As the incoming president of the International Tunnelling and Underground Space Association (ITA-AITES) Arnold Dix’s message is clear: the tunnelling community must change the way it communicates with politicians and other decision makers to explain how underground space can improve liveability, sustainability and human equality in the face of climate change.

As President of the ITA-AITES, Professor Dix’s mission is to make the ITA relevant, “This means engaging meaningfully with the narratives of the 21st century which include the global issues of sustainability, equality and the dignity of human beings,” he says.

Dix, who spent part of his youth in the Snowy Mountains of Australia where he fell in love with the tunnels of the Hydroelectric Scheme, is a barrister and scientist specialising in underground space, fire and life safety. He was elected as ITA President on 7 September 2022 at the ITA’s general assembly, which was held at the World Tunnelling Congress in Copenhagen. As well as serving on the ITA’s executive council and working groups, he is a member of the National Fire Protection Association (NFPA) in the US, and PIARC, the world road association. Dix succeeds Jinxiu (Jenny) Yan, the association’s first ever female president.

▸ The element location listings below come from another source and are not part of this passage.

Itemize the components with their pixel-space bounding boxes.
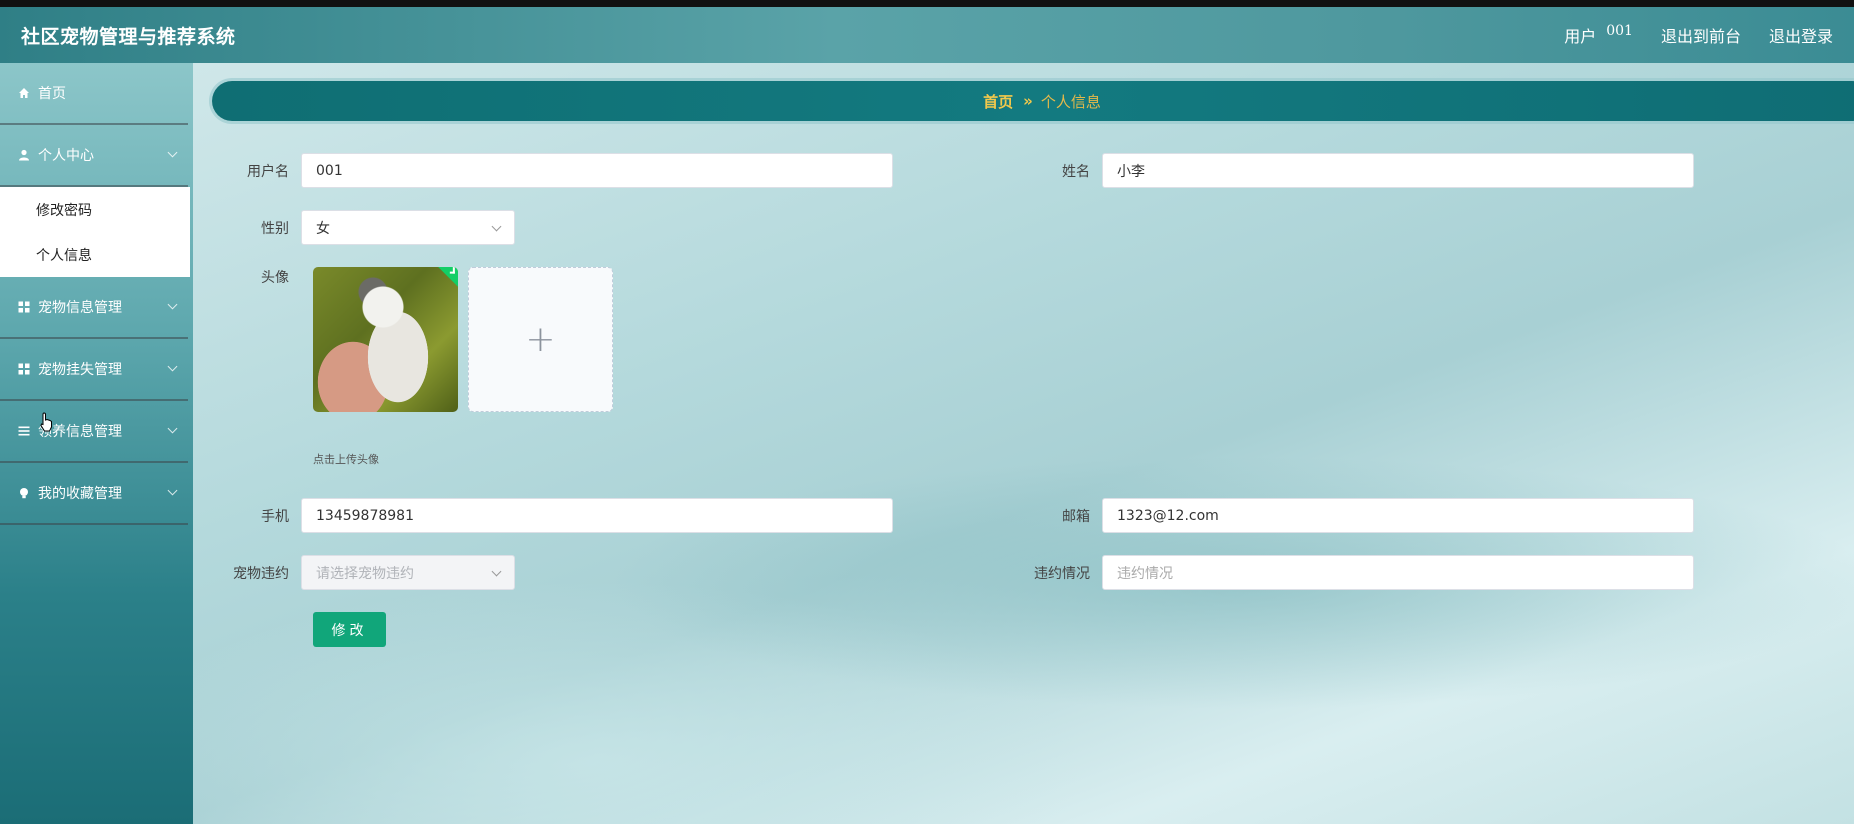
chevron-down-icon: [491, 566, 502, 577]
gender-label: 性别: [261, 220, 289, 237]
email-row: 邮箱 1323@12.com: [1030, 498, 1694, 533]
phone-label: 手机: [261, 508, 289, 525]
sidebar-item-label: 个人中心: [38, 148, 94, 164]
sidebar-item-favorites[interactable]: 我的收藏管理: [0, 463, 188, 525]
gender-select[interactable]: 女: [301, 210, 515, 245]
username-row: 用户名 001: [229, 153, 893, 188]
sidebar-item-home[interactable]: 首页: [0, 63, 188, 125]
name-label: 姓名: [1062, 163, 1090, 180]
breadcrumb: 首页 » 个人信息: [212, 81, 1854, 121]
email-input[interactable]: 1323@12.com: [1102, 498, 1694, 533]
violation-select[interactable]: 请选择宠物违约: [301, 555, 515, 590]
sidebar-item-pet-lost[interactable]: 宠物挂失管理: [0, 339, 188, 401]
breadcrumb-current: 个人信息: [1040, 92, 1101, 111]
submit-button[interactable]: 修改: [313, 612, 386, 647]
violation-status-row: 违约情况 违约情况: [1030, 555, 1694, 590]
username-input[interactable]: 001: [301, 153, 893, 188]
phone-input[interactable]: 13459878981: [301, 498, 893, 533]
violation-label: 宠物违约: [233, 565, 289, 582]
gender-row: 性别 女: [229, 210, 515, 245]
user-icon: [16, 149, 32, 161]
chevron-down-icon: [167, 299, 178, 310]
plus-icon: +: [525, 319, 556, 360]
sidebar-item-label: 我的收藏管理: [38, 486, 122, 502]
home-icon: [16, 87, 32, 99]
violation-placeholder: 请选择宠物违约: [316, 565, 414, 582]
username-label: 用户名: [247, 163, 289, 180]
name-row: 姓名 小李: [1030, 153, 1694, 188]
avatar-row: 头像: [229, 267, 301, 287]
sidebar-item-pet-info[interactable]: 宠物信息管理: [0, 277, 188, 339]
gender-value: 女: [316, 220, 330, 237]
submenu-personal-center: 修改密码 个人信息: [0, 187, 190, 277]
avatar-upload-hint: 点击上传头像: [313, 453, 379, 466]
violation-status-label: 违约情况: [1034, 565, 1090, 582]
avatar-label: 头像: [261, 270, 289, 286]
chevron-down-icon: [167, 361, 178, 372]
logout-link[interactable]: 退出登录: [1769, 23, 1833, 47]
sidebar-item-label: 首页: [38, 86, 66, 102]
app-title: 社区宠物管理与推荐系统: [21, 25, 236, 48]
submenu-item-personal-info[interactable]: 个人信息: [0, 232, 190, 277]
violation-status-input[interactable]: 违约情况: [1102, 555, 1694, 590]
sidebar: 首页 个人中心 修改密码 个人信息 宠物信息管理 宠物挂失管理 领养信息管理 我…: [0, 63, 193, 824]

Key to Dix’s argument is that the global tunnelling industry needs to articulate the benefits of underground space and infrastructure through the language of climate change and UN policies in ways that can be clearly understood by non-engineers.

“The fact is, we live on a planet where most people still don’t have access to clean water and a toilet and we, the ITA and all our affiliates, have the knowledge and expertise to solve this,” he says.

Dix has started the job running. He has already undertaken an audit of the association and started to refocus the ITA’s strategic plan. “I’m urging my colleagues to pay attention to the declared UN climate emergency and that we need urgent policy changes to suit.”

In particular, Dix wants the industry to talk about how underground space can contribute to the United Nation’s 17 Sustainable Development Goals, launched in 2015. The goals encompass wide-ranging issues including an end to poverty and hunger, good health and wellbeing, affordable and clean energy, and reduced inequalities – as well as sustainable cities and communities, and life on land and below water. Dix, who was uncontested in the election for president, is calling on the tunnelling associations of ITA member nations around the world to take action now.

The ATS has a role to play in all this of course and Dix says his vision for the Society is for it to become the informed advocate for the combined professions of the underground in Australia.

“In a world of climate change and where intergenerational equity is increasingly important, I hope my ATS colleagues continue to get better at explaining to decision makers and the public why Australia needs the underground for many vital things including power, transportation, sewerage, water and perhaps even agriculture.”

ATS President Harry Asche is fully on board with Dix’s agenda and says his appointment as ITA President is a tribute to his many years spent advocating for and working to improve the safety of tunnelling all over the world.

“It is fantastic to see Arnold take the helm of the ITA and I’m really looking forward to seeing where he’ll take the organisation. I expect he will bring much greater relevance to the ITA and we look forward to the impact he is going to have,” says Asche.